Znany dziennikarz Mykola Neseniuk poruszył temat selekcji w klubach piłkarskich.
"Gorączka piłkarskich "wzmocnień" przychodzi wraz z regularnością zmiany sezonu. Kiedyś, w dawnych czasach, nasze drużyny piłkarskie "wzmacniały się" głównie zimą, po zakończeniu kolejnych mistrzostw i przygotowaniach do następnych. Teraz, ponieważ mamy tak naprawdę dwa mistrzostwa w roku - jesienne i wiosenne - gorączka przychodzi dwa razy: w lipcu i sierpniu oraz w styczniu i lutym.

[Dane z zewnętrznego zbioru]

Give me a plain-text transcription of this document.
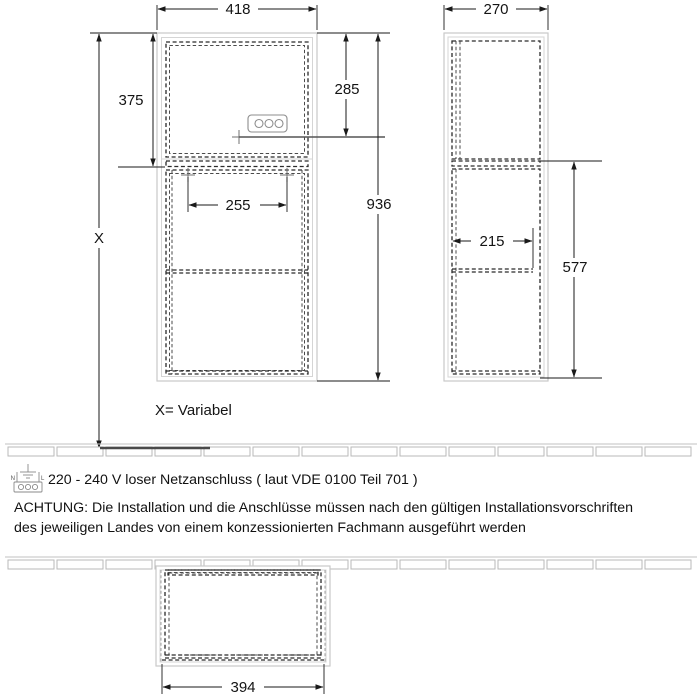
418
375
285
936
255
270
215
577
X
X= Variabel
N	L 220 - 240 V loser Netzanschluss ( laut VDE 0100 Teil 701 )
ACHTUNG: Die Installation und die Anschlüsse müssen nach den gültigen Installationsvorschriften
des jeweiligen Landes von einem konzessionierten Fachmann ausgeführt werden
394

Naprawdę poważne drużyny nie są dotknięte tą chorobą: mają swoich wychowanków, którzy chętnie dołączają do głównej drużyny, a jest kilku nowych, którzy byli "prowadzeni" przez długi czas wcześniej, określając potrzebę ich zaproszenia. Tak więc im mniej drużyna ma nowych graczy, którzy wcześniej grali w innych drużynach, tym mocniej wygląda. I to nie dlatego, że nowi gracze nie są potrzebni. Dawno temu jeden z trenerów Dynama, zapytany o to, które pozycje w zespole chciałby wzmocnić nowymi zawodnikami, odpowiedział krótko: Wszystkie! Każdy trener powie ci to samo, nawet Guardiola, który ma dwie drużyny świata. Różnica między Guardiolą a naszymi trenerami jest taka, że on może (!!!) to zrobić - jego drużyna ma pieniądze na wykupienie transferu niemal każdego zawodnika, a także prestiż - kto nie chciałby grać w jednej z najlepszych drużyn na świecie?

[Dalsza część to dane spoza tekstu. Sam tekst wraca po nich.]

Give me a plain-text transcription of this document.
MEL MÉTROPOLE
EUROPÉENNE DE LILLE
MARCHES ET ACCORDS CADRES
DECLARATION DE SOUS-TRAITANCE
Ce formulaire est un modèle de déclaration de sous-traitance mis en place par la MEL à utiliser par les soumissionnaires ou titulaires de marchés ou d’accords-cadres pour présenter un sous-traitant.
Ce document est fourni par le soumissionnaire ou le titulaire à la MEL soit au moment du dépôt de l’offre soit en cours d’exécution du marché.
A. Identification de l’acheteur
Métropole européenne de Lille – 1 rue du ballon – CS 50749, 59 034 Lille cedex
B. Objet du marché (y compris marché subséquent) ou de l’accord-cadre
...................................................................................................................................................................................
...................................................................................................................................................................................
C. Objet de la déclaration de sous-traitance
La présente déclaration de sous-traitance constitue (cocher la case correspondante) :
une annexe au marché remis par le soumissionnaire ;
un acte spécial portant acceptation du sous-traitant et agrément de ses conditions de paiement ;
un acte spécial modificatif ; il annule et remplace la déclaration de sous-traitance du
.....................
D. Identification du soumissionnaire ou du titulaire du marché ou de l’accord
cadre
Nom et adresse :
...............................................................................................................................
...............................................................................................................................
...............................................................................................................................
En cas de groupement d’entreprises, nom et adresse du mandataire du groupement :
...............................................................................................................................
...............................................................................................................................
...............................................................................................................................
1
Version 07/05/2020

Nasi trenerzy tego nie mają. Dlatego trzeba wybierać - albo wychować własnego zmiennika inwestując w klubową szkółkę piłkarską, albo "hodować" właściciela, by "kupował" zawodników wątpliwej jakości. Dlaczego wątpliwej? Bo naprawdę dobry zawodnik nie dołączy do naszej drużyny za mniej niż dwadzieścia milionów euro. A na takie "wzmocnienia" praktycznie nikogo na Ukrainie dziś nie stać.
W rezultacie w przededniu wznowienia mistrzostw widzimy, jak niektóre zespoły rekrutują nowych zawodników garściami, jak to mówią, "do wykonania zadania". Doświadczenie pokazuje, że nigdy nie wychodzi to na dobre. Tylko jeden lub dwóch graczy może naprawdę pasować do zespołu, ale to w najlepszym przypadku. Najczęściej nowi zawodnicy raczej rozbijają drużynę niż ją wzmacniają. Każdy trener wie o tym bardzo dobrze. Skąd więc bierze się ta regularna "gorączka"?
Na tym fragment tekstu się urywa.